3 replies: All unread, jump to last
User currently offlineTwotterwrench From , joined Dec 1969, posts, RR:
Reply 1, posted (14 years 4 months 2 weeks 6 days 4 hours ago) and read 1302 times:




User currently offlineAirplay From , joined Dec 1969, posts, RR:
Reply 2, posted (14 years 4 months 2 weeks 5 days 23 hours ago) and read 1286 times:

Believe it or not, EFIS isn't always the "state of the art".

The avionics system in the SAAB 340 is close to 20 years old.

The Collins EFIS 86 is an older anolog system that doesn't use a databus to interface to the navigation radios. It is also quite difficult to interface with new systems such as FMS/GPS and TAWS.

In spite of that, the system performs quite well and I agree that it's an impressive airplane.

User currently offline242 From United States of America, joined Oct 2000, 498 posts, RR: 0
Reply 3, posted (14 years 4 months 2 weeks 5 days 10 hours ago) and read 1251 times:

Like Airplay said, the Collins Pro Line II avionics in the Saab 340 are really quite "old school" by todays standards.

I remember working on them quite well. The autopilot would log faults in voliatile memory, meaning when power was removed from the aircraft, any logged faults were erased. Nothing like getting an autopilot gripe and bringing up the diagnostic page to find no faults recorded. And, of course, any intermittant problems were nearly impossible to track, since it always worked fine on the ground. Bad servo? Difficult to pinpoint until it suffered a hard failure.

Not to mention the AHC-85 attitude heading computers.
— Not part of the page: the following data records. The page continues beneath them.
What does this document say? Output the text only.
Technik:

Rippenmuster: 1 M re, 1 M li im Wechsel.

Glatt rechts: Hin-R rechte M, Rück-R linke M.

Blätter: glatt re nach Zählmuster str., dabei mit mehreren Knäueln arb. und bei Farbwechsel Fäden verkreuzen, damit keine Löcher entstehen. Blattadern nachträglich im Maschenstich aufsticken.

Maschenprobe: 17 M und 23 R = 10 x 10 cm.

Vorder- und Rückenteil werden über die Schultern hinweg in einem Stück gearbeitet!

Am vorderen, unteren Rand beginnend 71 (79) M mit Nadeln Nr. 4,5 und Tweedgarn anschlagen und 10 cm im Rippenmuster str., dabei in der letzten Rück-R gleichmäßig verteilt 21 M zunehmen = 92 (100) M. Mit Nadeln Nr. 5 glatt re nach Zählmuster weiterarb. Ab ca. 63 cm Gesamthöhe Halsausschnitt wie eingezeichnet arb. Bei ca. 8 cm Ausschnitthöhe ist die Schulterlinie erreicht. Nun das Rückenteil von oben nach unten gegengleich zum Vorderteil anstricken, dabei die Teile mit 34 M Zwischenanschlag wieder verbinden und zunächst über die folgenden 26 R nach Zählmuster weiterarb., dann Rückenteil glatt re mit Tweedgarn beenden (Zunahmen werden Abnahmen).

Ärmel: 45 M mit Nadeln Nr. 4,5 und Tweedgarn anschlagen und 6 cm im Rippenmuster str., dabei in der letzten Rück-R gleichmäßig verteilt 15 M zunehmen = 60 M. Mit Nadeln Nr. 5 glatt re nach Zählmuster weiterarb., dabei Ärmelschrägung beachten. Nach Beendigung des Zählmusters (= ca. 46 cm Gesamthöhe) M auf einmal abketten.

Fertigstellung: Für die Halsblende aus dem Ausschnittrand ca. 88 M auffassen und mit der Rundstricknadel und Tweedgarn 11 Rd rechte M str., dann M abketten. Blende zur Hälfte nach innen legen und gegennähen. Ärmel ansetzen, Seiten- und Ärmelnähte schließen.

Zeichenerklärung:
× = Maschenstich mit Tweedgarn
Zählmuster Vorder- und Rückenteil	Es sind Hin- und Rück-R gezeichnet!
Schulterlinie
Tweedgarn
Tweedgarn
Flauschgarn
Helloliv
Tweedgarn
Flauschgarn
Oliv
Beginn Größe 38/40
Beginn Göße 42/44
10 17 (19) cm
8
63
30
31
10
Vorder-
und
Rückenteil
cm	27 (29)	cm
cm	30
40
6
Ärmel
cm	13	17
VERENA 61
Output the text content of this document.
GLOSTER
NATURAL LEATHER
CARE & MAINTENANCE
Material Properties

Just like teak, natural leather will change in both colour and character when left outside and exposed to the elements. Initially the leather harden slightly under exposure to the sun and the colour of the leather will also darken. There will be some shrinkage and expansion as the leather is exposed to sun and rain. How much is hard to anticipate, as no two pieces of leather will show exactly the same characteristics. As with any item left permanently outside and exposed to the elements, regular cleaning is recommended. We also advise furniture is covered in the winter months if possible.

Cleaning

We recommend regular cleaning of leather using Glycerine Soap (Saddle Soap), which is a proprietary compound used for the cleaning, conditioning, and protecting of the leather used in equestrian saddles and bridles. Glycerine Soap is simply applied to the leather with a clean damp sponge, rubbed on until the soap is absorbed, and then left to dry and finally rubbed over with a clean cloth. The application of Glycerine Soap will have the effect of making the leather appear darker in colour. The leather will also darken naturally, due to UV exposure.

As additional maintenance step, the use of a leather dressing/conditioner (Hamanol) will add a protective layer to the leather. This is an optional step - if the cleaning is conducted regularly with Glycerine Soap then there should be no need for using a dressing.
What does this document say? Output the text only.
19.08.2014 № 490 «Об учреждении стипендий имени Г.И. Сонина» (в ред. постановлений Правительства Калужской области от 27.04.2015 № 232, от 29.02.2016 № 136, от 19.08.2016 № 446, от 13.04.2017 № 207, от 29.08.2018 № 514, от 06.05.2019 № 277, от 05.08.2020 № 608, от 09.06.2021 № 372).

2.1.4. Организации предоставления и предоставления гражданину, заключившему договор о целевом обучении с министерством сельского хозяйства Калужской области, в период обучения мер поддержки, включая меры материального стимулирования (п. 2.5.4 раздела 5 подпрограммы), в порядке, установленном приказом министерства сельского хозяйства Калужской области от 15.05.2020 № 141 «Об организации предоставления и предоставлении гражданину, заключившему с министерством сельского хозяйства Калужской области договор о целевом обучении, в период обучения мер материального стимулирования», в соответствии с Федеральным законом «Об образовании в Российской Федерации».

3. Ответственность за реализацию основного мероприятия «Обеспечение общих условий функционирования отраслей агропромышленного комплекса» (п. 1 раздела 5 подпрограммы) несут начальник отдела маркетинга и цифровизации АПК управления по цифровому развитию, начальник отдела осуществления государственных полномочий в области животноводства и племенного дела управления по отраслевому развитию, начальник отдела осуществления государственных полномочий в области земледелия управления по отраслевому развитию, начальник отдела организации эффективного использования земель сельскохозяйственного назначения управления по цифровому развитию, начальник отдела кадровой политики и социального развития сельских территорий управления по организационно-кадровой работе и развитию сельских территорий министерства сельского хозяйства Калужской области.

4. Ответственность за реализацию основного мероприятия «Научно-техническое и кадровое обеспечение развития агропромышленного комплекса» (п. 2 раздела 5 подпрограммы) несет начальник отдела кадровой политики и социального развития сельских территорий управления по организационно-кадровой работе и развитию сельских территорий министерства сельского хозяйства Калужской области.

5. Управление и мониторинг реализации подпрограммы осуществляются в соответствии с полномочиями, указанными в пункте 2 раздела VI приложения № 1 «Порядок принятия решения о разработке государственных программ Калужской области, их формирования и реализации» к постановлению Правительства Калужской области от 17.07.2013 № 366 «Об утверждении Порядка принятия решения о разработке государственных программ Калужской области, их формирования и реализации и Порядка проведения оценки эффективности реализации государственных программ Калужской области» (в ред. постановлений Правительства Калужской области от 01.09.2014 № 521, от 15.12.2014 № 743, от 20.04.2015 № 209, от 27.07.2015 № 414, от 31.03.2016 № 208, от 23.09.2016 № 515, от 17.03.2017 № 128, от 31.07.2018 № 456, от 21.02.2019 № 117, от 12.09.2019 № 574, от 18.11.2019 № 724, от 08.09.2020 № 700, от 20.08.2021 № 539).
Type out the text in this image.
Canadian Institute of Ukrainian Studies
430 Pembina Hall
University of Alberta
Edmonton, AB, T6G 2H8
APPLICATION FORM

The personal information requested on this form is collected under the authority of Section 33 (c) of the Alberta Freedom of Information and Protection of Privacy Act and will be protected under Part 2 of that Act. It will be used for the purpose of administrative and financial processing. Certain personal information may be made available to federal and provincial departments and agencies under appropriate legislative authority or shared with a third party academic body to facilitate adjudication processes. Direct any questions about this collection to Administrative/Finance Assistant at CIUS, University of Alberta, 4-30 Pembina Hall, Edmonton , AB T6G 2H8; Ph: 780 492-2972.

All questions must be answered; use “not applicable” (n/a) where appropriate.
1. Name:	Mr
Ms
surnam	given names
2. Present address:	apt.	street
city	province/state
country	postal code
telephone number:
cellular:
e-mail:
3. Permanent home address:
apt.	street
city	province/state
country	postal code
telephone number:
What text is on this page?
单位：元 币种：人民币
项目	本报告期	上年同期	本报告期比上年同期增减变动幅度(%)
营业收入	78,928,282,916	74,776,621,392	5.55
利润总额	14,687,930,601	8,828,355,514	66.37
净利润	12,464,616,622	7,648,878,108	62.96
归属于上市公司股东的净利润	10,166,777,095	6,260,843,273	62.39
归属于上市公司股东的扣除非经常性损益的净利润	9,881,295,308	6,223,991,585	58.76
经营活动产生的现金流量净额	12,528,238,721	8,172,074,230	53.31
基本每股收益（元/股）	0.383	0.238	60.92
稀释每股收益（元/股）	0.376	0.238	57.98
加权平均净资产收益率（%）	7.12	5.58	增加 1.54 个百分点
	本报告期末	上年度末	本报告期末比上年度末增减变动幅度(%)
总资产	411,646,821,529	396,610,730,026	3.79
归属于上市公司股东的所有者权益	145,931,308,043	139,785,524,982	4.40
A bastardized inbred between the older analog gyros and then newer laser ring gyros. Compass swings were always a two to three hour ordeal. I'm convinced the designers were either retarded or drunk when they came up with that design. Spinning drums with piezio electric tabs on them?!? What were they thinking? It was incredibly fragile. Set one in the back of your truck and allow it to fall over, and thet's all she wrote. Back to the shop for some $20,000 in repairs. I remember the box they came in--it was about five times bigger than the actual size of the computer, with specially cut foam packing.

The Pro Line II system is used on the EMB-120 as well as several other aircraft.